“Ana de Peñalosa não amava os livros: amava a fonte de energia visível que eles constituem quando descobria imagens e imagens na sucessão das descrições e dos conceitos”.
Maria Gabriela Llansol, O Livro das Comunidades, p. 75.

A escritora Maria Gabriela Llansol morreu hoje, dia 3 de Março, aos 76 anos de idade. Estreou-se em 1962 com um livro de contos, "Os Pregos na Erva" e em 1965 foi viver para a Bélgica onde se entregou a uma experiência colectiva e comunitária de ensino de crianças que haveria de se tornar uma matéria importante da sua obra. Essa experiência está na génese de uma trilogia fundamental, a "Geografia dos Rebeldes", cujo primeiro título, publicado em 1977, é "O Livro das Comunidades". Este romance inaugura uma outra fase da obra da escritora que irá desenvolver-se em mais de uma dezena de títulos que constituem uma experiência literária radical, inovadora e sem concessões a qualquer facilidade. Uma experiência literária que decorre de uma experiência do mundo, onde impera o júbilo da vida e o amor pelos seres.

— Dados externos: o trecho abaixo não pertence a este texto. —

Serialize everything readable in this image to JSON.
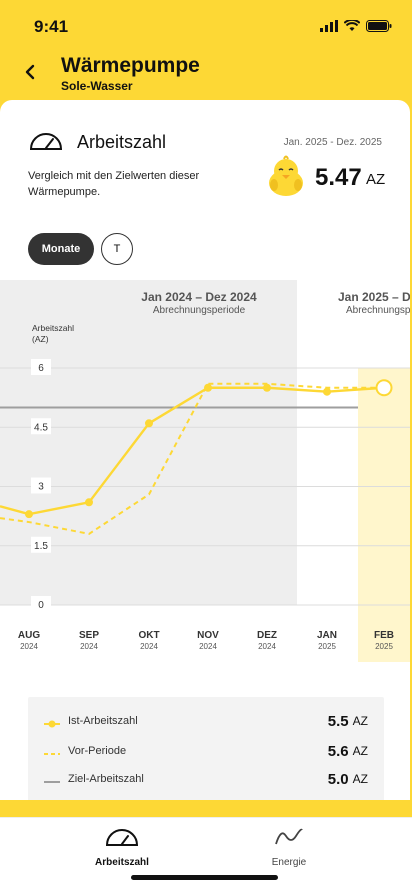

A escrita de Maria Gabriela Llansol não se parece a mais nenhuma, até ao ponto em que adquiriu um carácter quase idiomático, reclamando do leitor um enorme investimento e cumplicidade. Manteve-se sempre afastada da mundanidade e viveu numa entrega total aos seus textos e ao mundo - dos amigos, dos animais, da realidade filtrada pelo seu olhar essencialista - de que eles faziam parte. Neste caso, a pessoa e a obra coexistiram em total sintonia, num misterioso prolongamento uma da outra, o que constitui um enorme desafio para os eventuais biógrafos. Este aspecto torna ainda mais obrigatória a referência Fernando Pessoa, figura que atravessa muitos dos livros de Maria Gabriela Llansol, numa afinidade literária e existencial de grande alcance.
Foi autora de poucos leitores dada a sua complexidade que recobre toda a sua obra, contribuindo para uma resistência, por parte dos leitores. De uma forma aparente e muito superficial, podem tomar-se os seus textos como um exemplo de aleatório e, mesmo, de um absurdo. Mas, à medida que se penetra a estranha e complexa mundivisão llansoliana, é fácil, ainda, incorrer no risco de a tomar como um ‘estilo’ ou um ‘modelo’ aplicável em todas as circunstâncias. Por essa razão, só a concentração e a atenção ao desenvolvimento da sua obra e da transversalidade dos temas e figuras, conceitos que a percorrem, permitem levar a cabo uma circunscrição dos pontos que configuram a sua escrita como a apresentação, em si, não apenas do mundo, como de um método, cujas directrizes são esquivas, mas passíveis de serem vislumbradas. E, sobretudo, a convicção de que a sua obra é de uma riqueza inesgotável e ocupa um lugar cimeiro na literatura portuguesa do século XX.